А ему хоть бы хны. Танцует себе посреди двора, напевает что-то победное, вроде марша какого, не остановишь… Мы с Сашкой и глаза вытаращили на этот танец с саблями! Чокнулся он, что ли? А он, как заправский чечёточник, выколачивал из этого отвратного дворика огненные искры… Под лай рыжего пса, под наши изумлённые крики… Танцующий призрак, сумасшедший танец судьбы… Безнадёжная попытка вырваться из её пылких объятий, хоть на мгновение продлить это незабываемое ощущение безграничной свободы…
Это тогда, а потом — загадочные взгляды начальника, злобное шушуканье сослуживцев, таинственная депеша из отдела внутренних расследований, и пошла писать губерния, ожили чернильные души, вопросы, ответы, бесконечные объяснительные, наконец — предложение покинуть место работы, дабы избежать прямого увольнения, а возможно, и чего-то ещё более кошмарного, например — тюрьмы…

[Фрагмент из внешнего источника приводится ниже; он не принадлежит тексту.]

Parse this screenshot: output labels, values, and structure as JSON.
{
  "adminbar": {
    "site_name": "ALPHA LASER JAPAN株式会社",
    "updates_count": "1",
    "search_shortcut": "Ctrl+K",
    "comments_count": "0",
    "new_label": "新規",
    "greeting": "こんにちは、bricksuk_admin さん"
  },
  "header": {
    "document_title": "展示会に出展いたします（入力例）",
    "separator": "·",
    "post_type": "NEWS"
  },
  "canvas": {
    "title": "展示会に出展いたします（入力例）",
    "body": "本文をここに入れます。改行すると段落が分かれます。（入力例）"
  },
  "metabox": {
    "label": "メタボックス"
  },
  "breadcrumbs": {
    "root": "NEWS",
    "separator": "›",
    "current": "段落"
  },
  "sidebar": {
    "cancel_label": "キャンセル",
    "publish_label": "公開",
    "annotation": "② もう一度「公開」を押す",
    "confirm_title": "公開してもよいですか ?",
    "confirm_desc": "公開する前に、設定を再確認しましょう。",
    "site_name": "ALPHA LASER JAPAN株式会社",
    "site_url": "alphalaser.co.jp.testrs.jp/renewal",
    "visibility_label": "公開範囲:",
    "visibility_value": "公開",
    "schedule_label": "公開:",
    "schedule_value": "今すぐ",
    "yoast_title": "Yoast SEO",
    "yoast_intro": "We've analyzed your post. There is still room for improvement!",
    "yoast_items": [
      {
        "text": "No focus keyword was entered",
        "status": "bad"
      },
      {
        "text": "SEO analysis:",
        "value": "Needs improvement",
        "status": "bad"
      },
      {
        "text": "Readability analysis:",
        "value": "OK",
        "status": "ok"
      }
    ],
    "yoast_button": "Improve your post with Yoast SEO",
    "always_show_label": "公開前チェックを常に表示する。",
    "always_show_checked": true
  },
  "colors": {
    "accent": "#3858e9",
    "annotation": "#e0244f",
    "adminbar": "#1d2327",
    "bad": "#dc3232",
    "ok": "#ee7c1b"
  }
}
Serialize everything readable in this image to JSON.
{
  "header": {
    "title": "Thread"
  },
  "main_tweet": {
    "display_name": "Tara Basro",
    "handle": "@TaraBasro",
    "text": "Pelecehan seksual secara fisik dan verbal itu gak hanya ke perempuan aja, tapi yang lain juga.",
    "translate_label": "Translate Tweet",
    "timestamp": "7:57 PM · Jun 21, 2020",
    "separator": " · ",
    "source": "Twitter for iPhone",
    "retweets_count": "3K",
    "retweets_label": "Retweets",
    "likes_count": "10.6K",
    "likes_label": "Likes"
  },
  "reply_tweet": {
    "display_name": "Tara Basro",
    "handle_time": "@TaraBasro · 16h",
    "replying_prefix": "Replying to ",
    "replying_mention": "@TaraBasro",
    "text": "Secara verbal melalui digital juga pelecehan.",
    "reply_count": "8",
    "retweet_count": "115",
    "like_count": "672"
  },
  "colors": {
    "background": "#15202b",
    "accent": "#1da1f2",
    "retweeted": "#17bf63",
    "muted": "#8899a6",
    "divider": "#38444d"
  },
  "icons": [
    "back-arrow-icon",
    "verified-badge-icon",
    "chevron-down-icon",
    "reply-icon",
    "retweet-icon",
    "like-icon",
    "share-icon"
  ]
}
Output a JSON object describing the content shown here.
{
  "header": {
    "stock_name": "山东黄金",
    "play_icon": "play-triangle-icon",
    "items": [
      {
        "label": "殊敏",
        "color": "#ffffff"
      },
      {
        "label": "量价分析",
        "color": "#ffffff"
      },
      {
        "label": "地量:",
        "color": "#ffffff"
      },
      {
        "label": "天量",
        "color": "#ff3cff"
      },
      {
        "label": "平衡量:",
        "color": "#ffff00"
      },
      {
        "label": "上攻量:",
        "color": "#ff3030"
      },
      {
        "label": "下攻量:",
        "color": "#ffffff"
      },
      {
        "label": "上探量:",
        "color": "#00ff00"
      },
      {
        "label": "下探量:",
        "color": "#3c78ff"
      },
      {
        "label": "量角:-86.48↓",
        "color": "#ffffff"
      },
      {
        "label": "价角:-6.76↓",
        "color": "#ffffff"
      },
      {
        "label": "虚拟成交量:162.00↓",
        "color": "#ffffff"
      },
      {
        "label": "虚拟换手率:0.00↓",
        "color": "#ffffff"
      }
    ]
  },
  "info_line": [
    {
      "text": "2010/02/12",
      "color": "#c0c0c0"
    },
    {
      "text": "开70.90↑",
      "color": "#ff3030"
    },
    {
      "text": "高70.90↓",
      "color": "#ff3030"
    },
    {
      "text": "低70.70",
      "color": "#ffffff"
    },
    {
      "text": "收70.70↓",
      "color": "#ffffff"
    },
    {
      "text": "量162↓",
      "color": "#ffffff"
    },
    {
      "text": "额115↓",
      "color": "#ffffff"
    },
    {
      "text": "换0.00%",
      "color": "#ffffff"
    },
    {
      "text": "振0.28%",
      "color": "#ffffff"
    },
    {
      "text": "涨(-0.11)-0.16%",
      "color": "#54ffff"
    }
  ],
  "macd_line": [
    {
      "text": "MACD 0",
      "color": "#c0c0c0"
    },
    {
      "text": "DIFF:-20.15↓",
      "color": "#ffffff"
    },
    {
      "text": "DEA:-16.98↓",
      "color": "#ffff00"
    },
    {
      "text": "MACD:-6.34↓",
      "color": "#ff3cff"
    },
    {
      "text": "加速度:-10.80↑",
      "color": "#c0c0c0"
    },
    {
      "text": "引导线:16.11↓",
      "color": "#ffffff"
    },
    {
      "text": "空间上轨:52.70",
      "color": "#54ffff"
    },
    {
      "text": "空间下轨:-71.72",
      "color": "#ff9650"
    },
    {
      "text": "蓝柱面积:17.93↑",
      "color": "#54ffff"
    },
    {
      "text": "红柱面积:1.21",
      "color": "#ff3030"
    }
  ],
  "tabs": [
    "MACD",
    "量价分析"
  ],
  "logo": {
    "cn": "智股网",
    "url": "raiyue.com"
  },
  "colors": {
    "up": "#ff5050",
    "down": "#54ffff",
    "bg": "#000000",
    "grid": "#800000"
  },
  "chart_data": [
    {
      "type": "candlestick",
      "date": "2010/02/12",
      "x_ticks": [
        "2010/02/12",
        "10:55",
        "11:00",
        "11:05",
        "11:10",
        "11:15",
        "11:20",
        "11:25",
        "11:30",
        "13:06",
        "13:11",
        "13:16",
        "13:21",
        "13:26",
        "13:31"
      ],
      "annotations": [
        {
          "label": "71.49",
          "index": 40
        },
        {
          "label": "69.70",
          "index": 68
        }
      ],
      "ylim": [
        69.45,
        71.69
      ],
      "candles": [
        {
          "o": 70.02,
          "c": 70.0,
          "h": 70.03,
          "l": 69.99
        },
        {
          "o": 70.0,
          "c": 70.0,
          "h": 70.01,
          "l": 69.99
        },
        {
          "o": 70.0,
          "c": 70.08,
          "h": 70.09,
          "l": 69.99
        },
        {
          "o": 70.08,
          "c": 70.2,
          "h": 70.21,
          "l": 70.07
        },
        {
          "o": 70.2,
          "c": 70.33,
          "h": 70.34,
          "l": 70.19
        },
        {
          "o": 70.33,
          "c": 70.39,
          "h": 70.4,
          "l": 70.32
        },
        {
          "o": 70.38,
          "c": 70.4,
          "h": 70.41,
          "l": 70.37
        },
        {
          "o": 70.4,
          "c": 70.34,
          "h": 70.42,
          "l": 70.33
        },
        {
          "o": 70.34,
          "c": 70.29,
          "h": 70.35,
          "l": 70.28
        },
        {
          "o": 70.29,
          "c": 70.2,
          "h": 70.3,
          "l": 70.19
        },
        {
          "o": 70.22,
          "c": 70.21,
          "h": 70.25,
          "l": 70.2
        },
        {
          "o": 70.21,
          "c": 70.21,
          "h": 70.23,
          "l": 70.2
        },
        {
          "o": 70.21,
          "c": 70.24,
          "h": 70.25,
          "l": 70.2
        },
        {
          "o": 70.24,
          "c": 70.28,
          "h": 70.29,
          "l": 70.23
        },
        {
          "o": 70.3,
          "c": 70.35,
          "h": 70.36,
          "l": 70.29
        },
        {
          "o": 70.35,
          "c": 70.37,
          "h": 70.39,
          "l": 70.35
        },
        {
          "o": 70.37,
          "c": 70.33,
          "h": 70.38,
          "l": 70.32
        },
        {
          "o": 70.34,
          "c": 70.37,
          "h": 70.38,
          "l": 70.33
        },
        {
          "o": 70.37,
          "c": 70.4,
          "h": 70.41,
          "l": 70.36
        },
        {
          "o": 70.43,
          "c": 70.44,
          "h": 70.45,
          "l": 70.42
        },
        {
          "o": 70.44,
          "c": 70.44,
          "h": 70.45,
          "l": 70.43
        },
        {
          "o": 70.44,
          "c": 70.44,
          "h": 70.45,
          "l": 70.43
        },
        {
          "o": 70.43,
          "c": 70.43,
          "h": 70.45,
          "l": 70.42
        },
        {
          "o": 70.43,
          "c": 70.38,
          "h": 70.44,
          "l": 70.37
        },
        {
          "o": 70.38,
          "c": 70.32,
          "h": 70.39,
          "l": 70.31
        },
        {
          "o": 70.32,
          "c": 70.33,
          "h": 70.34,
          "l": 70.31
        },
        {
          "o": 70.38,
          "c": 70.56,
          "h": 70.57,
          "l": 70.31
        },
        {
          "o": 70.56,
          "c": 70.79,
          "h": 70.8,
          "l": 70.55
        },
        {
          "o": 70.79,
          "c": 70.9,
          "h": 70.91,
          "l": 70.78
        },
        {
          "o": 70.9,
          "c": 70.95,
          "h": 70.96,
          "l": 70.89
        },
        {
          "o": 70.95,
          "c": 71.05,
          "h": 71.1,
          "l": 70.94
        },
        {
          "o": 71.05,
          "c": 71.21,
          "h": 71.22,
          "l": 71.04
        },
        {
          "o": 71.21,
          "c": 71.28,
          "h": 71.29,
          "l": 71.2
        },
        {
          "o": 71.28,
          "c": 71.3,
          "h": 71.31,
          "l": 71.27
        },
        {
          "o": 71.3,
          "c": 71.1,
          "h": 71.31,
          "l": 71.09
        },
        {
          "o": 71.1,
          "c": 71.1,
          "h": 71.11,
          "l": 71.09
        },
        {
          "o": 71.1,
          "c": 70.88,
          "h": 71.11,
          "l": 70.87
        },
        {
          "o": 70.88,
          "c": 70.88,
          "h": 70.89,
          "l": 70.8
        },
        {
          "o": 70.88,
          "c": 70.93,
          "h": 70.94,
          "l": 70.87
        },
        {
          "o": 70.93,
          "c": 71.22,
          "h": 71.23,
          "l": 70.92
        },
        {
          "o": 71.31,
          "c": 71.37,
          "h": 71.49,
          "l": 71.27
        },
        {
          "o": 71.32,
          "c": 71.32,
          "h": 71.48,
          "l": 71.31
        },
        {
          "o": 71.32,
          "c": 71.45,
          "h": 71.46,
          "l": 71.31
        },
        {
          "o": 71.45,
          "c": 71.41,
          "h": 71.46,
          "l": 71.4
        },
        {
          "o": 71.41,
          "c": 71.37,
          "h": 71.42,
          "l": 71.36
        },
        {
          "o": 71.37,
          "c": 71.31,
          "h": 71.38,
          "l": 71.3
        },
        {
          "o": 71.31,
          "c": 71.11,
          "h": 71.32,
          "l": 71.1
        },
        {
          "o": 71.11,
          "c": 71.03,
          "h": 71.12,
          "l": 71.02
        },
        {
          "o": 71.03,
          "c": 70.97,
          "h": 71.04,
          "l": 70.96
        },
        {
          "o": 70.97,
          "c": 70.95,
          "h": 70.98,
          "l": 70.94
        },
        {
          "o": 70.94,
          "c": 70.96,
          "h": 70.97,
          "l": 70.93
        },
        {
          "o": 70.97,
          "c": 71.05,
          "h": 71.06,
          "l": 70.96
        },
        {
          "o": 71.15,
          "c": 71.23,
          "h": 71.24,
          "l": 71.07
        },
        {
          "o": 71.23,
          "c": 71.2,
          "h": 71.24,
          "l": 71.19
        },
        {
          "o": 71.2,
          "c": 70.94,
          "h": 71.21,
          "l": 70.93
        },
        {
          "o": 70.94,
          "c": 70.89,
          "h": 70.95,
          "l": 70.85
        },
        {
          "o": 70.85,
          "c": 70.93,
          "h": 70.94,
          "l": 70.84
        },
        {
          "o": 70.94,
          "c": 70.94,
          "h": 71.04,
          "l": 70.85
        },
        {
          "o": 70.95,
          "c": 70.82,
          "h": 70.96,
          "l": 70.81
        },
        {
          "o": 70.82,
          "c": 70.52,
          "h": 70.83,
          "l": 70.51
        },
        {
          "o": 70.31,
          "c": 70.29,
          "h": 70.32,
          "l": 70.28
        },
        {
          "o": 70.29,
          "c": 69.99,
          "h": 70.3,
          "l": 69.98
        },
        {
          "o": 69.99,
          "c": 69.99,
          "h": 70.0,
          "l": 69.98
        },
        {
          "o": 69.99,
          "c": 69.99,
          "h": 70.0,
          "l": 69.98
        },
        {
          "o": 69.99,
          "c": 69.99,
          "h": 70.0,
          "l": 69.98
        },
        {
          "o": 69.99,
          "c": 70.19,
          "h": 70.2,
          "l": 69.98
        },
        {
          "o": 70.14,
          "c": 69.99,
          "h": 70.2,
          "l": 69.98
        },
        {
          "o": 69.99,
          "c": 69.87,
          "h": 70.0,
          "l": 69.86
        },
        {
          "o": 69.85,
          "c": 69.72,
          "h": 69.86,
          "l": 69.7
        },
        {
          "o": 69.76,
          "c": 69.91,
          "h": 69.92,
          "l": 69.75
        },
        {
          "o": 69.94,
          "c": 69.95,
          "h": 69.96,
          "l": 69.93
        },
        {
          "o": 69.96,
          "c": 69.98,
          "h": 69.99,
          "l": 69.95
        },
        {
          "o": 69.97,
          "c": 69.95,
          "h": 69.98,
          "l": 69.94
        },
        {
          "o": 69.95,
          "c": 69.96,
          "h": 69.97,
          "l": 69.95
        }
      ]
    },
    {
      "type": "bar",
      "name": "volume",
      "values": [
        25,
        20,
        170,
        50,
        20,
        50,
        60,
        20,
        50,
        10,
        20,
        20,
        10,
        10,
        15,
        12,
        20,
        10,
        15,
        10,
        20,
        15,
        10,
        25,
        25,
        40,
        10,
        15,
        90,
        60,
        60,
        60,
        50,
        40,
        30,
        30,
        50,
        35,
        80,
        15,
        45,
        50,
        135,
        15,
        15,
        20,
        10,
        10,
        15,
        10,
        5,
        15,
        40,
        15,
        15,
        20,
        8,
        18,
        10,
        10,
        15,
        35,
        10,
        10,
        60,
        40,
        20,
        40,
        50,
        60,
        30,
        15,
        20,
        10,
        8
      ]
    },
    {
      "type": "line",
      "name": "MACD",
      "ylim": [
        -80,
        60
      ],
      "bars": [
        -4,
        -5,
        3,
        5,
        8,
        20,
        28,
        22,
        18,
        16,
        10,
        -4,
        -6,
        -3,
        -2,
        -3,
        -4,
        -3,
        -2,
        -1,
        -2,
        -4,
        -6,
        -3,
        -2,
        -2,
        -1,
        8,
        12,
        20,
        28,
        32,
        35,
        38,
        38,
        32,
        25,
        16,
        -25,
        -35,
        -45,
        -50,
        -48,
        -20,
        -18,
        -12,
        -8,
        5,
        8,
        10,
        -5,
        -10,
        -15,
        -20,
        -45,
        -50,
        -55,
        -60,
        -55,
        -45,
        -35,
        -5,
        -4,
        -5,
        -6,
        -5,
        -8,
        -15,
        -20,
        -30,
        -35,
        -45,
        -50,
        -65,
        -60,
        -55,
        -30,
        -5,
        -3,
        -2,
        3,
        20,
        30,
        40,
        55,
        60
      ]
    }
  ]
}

…И связь времён распалась, будто её и не было. А что было? Пьянство, б… ство, хождение по лезвию бритвы, драки, дебоши, дикая попытка расквитаться с Самураем, который вовремя всё сообразив, сам инсценировал самоубийство, точнее — легонько вскрыл себе вены, в общем — театральщина, залитые слезами и кровью подмостки, фарс, комедия. Где он, мой Гамлет?
…Самурай в тюрьме. Дай Бог ему здоровья и долгих лет жизни. Ничего страшнее ему уже не пожелаешь…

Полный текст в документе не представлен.